Few things focus the mind of a prospective borrower more than that of the unconditional personal guaranty. And while there is no denying the gravity of committing oneself (and ones family) to such an obligation, it is important to remain clinical when assessing the riskiness of deploying capital.
Since business owner’s wealth is typically tied substantially to his or her equity in their company, in most cases and from a financial point of view, it should not matter if an investment is made using equity or debt. Let us explain. In all cases the return on capital deployed for a project is the same whether or not the capital is debt capital or equity capital. And this holds true even in the downside scenario where a partial or even total loss is realized. If there is a gain on the investment, wealth is created and if there is a loss, wealth is destroyed.
This fundamental (pardon the pun) truth is an important back drop for properly assessing investment risks. Because while it is true that access to debt generally expands capital availability and it is also true that debt pay back takes priority over equity returns, in a rational world an investor should not make or forgo investment decisions based on the type of capital used – the weighted average cost of that capital yes – but never the individual type of capital.
The theory says a firm should pursue all projects that offer a risk adjusted return greater than the firms cost of capital. And theory meets practice in this realm all of the time – even if informally nearly every business owner instinctively understands the potential return profile of a new opportunity – and also the risks. The new opportunity can be as simple as taking on an additional customer or expanding exposure to a customer materially, all the way through installing a new piece of machinery or equipment.
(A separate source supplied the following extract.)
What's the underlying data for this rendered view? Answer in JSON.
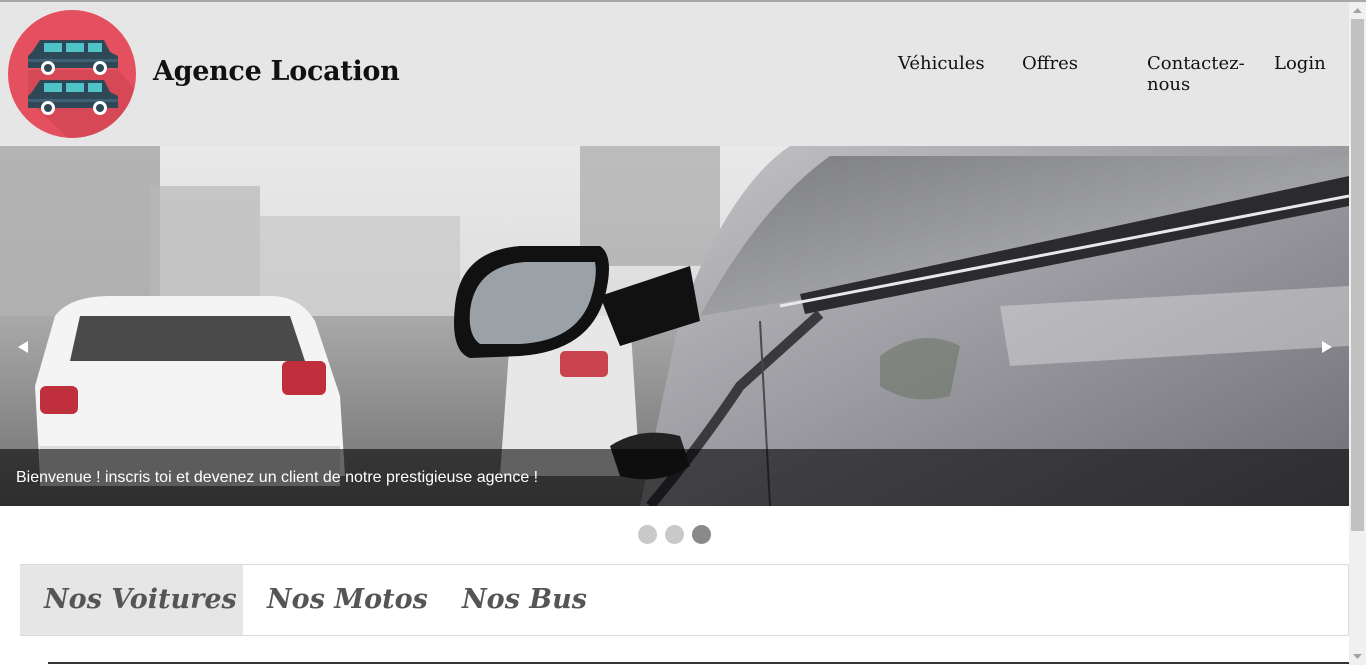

But in all cases the risks and return potential associated with those opportunities exist whether or not they are pursued and are the exact same if pursued regardless if financed with debt or equity.
We can guess that this assessment may not be sitting well instinctively with all readers at this point. So we offer a distinction that will hopefully resonate as follows – while it is the case the risk adjusted return profile is always the same for any given project regardless of capital source – the returns to equity (the chief concern of a business owner) – be they positive or negative do in fact change based on capital type.
Simply stated the use of leverage amplifies the returns to equity – either in the positive direction if the investment is a good one – or in the negative direction if the investment does not work out as anticipated. As we heard Donald Trump say once in an interview (paraphrased) “Using debt in good times or for good investments is terrific – you make a ton of money. But if times turn bad or if the investment is a bad, you get crushed.”
While we can’t say we agree with all Donald Trump has to say, on this one we could not be more supportive.
Which leads us to our advice – which we follow in spades in our own company – which is to simply focus all of our energy trying to figure if the investment will be a good one and how to mitigate its risks. Assuming we like the project, we make the investment – regardless of the source of capital to do so. If we don’t like it – we just won’t invest.
The costs and availability of debt and/or equity do matter very much in determining the weighted average cost of capital. While it is obvious that less is better when it comes to costs, we’ll take a closer look in a future article at some of the trade offs related to new projects when the costs of incremental capital is higher.